Search code examples
mysqljoindata-warehouse

Basic Data Warehouse - How to join data 2 tables away


I have a basic data warehouse setup that represents the police force: Data warehouse for the police department

Every FACT_CRIME has an assigned DIM_OFFICER; every DIM_OFFICER is assigned to a DIM_STATION.

What SQL logic can I use to display all FACT_CRIMEs along with the associated DIM_STATION? My issue is that to obtain the DIM_STATION.station_code, I know it must be done via the DIM_OFFICER, since that is the relational link, but I'm not savvy enough with SQL to know how to get data from 2 tables away.
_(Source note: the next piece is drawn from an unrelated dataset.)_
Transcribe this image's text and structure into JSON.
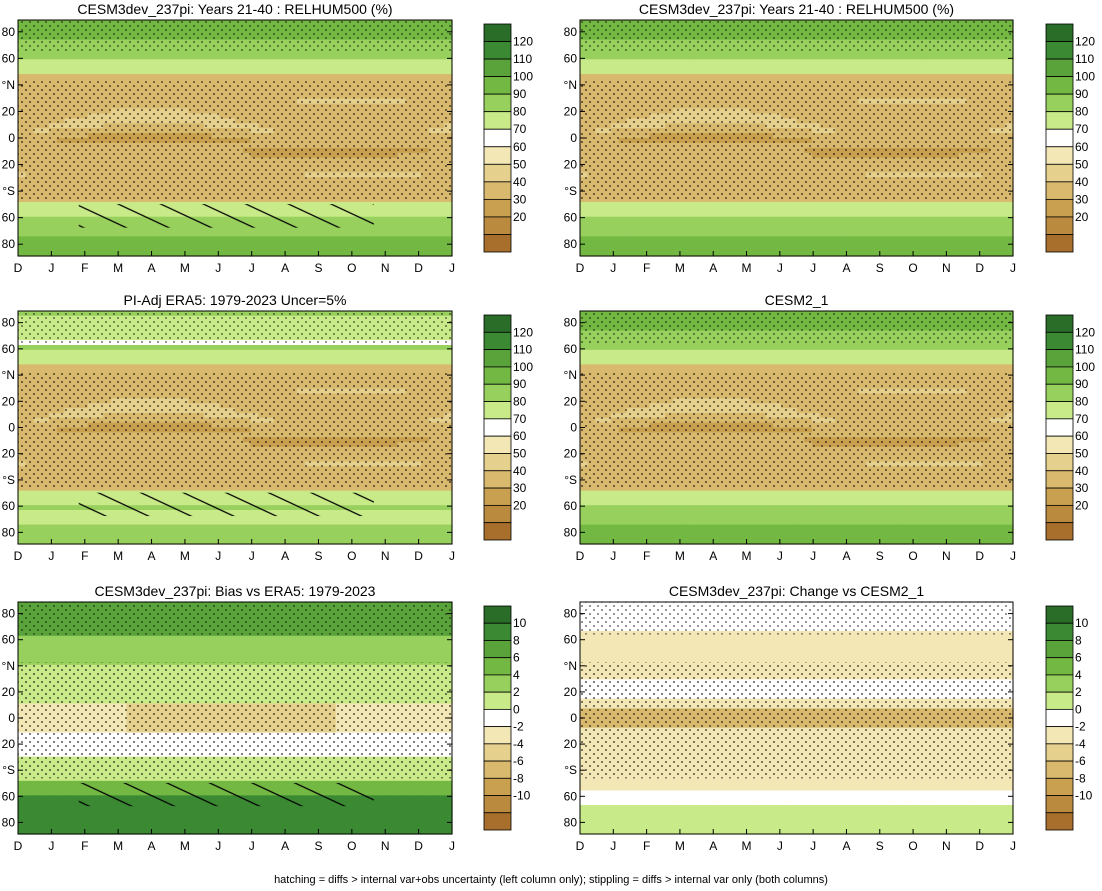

This is a query I have so far, it produces the format I'm after, but not the correct results:

select
    fact_crime.*, dim_station.station_code
from fact_crime
join dim_station
    on fact_crime.assigned_officer_id
        in (select dim_officer.officer_id from dim_officer where dim_officer.station_id = dim_station.station_id)
group by dim_station.station_code

Sample of produced results: (correct format, but incorrect data) Sample of produced results

I'm expecting every instance of FACT_CRIME to appear, with the assigned officer's station code additionally appearing in the table.

Thanks in advance to anyone who can point me in the right direction. I'm still trying to get to grips with the basics of SQL, so apologies if I require additional clarification on any responses.


Solution

  • You need two joins, someting like this (I'm guessing because you didn't show many details).

    ...
    from fact_crime c
    join dim_officer o ON c.assigned_officer_id = o.officer_id
    join dim_station s ON o.station_id = s.station_id
    

    This is a very common SQL pattern, so you'll find the MySQL software does a good job making it efficient.

    Pro tip: Avoid the * in SELECT *, especially from result sets that are results of lots of JOIN operations. Instead, use SELECT to give the list of columns you need.